Sure that Petti's recipe was even more classified than the president's golf score, I asked for his secret regarding Dungeness crabs. "All you have to do is stay out of their way," was the advice you might expect for something this inherently good. Thus his recipe, which he is happy to share (see below), relies mostly on crabmeat, bound with a tarragon aioli. For anyone with lingering doubt, I repeat his unsolicited kicker: "They're so meaty, you need a dozen blue to equal one Dungeness." By the time I send Lisa back East, she'll never sing the "blues" again.

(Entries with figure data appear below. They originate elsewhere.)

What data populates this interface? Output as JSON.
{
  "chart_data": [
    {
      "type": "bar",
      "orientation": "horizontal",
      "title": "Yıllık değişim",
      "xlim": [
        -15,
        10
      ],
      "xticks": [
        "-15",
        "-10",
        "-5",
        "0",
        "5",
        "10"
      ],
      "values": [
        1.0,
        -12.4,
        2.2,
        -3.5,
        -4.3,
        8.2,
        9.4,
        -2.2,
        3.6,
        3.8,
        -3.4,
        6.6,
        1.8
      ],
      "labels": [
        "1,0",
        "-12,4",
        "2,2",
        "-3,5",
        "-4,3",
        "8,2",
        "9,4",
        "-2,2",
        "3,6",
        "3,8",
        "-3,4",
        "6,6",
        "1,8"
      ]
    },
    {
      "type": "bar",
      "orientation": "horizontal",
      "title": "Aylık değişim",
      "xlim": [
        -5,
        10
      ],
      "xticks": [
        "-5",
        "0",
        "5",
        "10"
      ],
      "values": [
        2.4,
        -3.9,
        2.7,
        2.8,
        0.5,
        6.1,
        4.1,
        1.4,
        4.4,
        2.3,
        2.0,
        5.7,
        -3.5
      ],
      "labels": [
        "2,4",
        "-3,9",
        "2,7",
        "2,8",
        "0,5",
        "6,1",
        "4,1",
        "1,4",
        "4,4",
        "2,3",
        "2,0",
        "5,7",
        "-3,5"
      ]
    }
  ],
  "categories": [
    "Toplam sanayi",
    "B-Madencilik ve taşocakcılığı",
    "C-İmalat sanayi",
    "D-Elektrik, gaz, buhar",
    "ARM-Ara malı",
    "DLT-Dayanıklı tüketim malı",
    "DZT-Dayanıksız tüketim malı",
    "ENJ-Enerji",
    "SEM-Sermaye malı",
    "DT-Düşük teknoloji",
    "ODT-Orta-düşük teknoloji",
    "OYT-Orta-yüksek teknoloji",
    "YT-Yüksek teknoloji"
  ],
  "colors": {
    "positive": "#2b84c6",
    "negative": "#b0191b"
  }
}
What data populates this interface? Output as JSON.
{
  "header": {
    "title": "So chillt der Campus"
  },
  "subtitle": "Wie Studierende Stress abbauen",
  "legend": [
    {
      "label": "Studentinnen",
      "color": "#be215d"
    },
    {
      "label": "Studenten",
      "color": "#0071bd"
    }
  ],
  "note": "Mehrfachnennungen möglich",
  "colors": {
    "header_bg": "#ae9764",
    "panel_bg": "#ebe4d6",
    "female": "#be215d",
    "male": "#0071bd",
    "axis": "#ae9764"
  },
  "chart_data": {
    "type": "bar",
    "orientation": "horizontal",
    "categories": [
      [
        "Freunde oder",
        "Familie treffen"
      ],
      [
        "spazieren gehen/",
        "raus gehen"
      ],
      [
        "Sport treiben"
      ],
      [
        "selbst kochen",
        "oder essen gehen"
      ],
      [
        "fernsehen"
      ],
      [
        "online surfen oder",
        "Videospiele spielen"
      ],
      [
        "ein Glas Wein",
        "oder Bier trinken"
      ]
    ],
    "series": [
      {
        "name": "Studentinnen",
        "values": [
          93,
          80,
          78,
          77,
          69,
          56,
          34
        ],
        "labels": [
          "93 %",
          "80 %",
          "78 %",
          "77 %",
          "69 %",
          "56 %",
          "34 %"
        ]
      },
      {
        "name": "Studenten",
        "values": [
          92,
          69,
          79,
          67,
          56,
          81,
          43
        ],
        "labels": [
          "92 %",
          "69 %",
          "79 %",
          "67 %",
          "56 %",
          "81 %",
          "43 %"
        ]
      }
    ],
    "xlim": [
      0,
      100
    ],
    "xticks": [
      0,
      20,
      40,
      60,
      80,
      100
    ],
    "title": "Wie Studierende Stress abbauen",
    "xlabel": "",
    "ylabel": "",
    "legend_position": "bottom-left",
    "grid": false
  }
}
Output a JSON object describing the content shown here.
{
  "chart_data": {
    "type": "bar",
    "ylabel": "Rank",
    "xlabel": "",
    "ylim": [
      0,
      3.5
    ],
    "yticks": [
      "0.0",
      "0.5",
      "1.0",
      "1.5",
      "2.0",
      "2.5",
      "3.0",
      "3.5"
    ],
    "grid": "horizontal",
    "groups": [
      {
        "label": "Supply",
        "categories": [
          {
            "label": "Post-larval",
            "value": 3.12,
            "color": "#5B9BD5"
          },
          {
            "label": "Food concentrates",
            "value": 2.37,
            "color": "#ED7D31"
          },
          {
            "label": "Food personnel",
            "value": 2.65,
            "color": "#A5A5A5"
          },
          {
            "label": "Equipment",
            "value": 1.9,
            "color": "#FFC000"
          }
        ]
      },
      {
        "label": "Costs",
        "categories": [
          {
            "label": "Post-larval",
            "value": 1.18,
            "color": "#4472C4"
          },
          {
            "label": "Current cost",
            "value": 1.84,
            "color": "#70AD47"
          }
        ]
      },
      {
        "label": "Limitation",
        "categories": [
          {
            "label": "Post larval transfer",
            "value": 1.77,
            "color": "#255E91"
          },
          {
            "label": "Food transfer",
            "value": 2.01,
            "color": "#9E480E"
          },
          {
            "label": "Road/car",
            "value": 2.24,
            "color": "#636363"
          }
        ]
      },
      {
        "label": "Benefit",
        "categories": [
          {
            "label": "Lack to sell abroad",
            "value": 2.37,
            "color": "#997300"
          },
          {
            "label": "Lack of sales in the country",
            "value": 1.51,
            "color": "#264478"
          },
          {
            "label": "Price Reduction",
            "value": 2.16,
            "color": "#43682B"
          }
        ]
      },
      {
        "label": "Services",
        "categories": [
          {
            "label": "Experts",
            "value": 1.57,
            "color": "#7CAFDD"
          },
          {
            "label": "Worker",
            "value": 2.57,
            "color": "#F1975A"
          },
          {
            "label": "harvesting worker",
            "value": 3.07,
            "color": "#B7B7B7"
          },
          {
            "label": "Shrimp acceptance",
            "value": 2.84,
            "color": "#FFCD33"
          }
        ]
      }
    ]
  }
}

Dungeness Cracking Grounds

Dungeness season opens in mid-November in central California, a little later as you move north. Since the bulk of the catch is landed early in the season (which runs through June), experts say the best time to enjoy the shellfish is December through February.

Mendocino Crab & Wine Days, January 23 to February 1, throughout Mendocino County. Lodgings offer "crustacean vacations." Events abound, including crab feeds at community halls, cooking demos, and crab-centered ocean excursions. Information: (866) 466-3636,

San Francisco Crab Festival, February 1 to 29. Events at Fisherman's Wharf, along the Embarcadero, and around Union Square. On February 28 and 29, the sellout Crab & Wine Marketplace, which drew 11,000 people earlier this year, is held at Fort Mason Center. Information: (415) 391-2000,

Mendo Bistro crab cakes

serves 4

If you can't find panko bread crumbs (a Japanese-style bread crumb) in Asian food stores, use the driest crumbs available.

For the aioli:

  • 2 egg yolks
  • 3 garlic cloves
  • Juice of 1 lemon
  • 1/2 tsp. salt
  • 1 dash Tabasco sauce
  • 1/4 cup hot water
  • 2 cups olive oil
  • 1/2 bunch tarragon, finely chopped

For the crab cakes:

  • 1 1/2 pounds Dungeness crabmeat
  • 3/4 cup panko bread crumbs plus additional crumbs for coating
  • 2 green onions, finely chopped
  • Oil for sautéing

Place first 5 ingredients in a food processor or blender and run machine. Pour in hot water and process for 15 seconds. With machine running, slowly drizzle in oil until sauce emulsifies. Stir in chopped tarragon and set aside.

Combine crab, bread crumbs, and green onions. Add about 1/2 cup of aioli, enough to just barely hold the mixture together. Form the mixture into cakes about 3 inches in diameter and place one side in bread crumbs. Heat oil in a sauté pan over medium high heat. Place cakes, bread-crumb side down, in pan. Sauté until golden and carefully turn over. Lower heat and sauté until heated through. Top with aioli.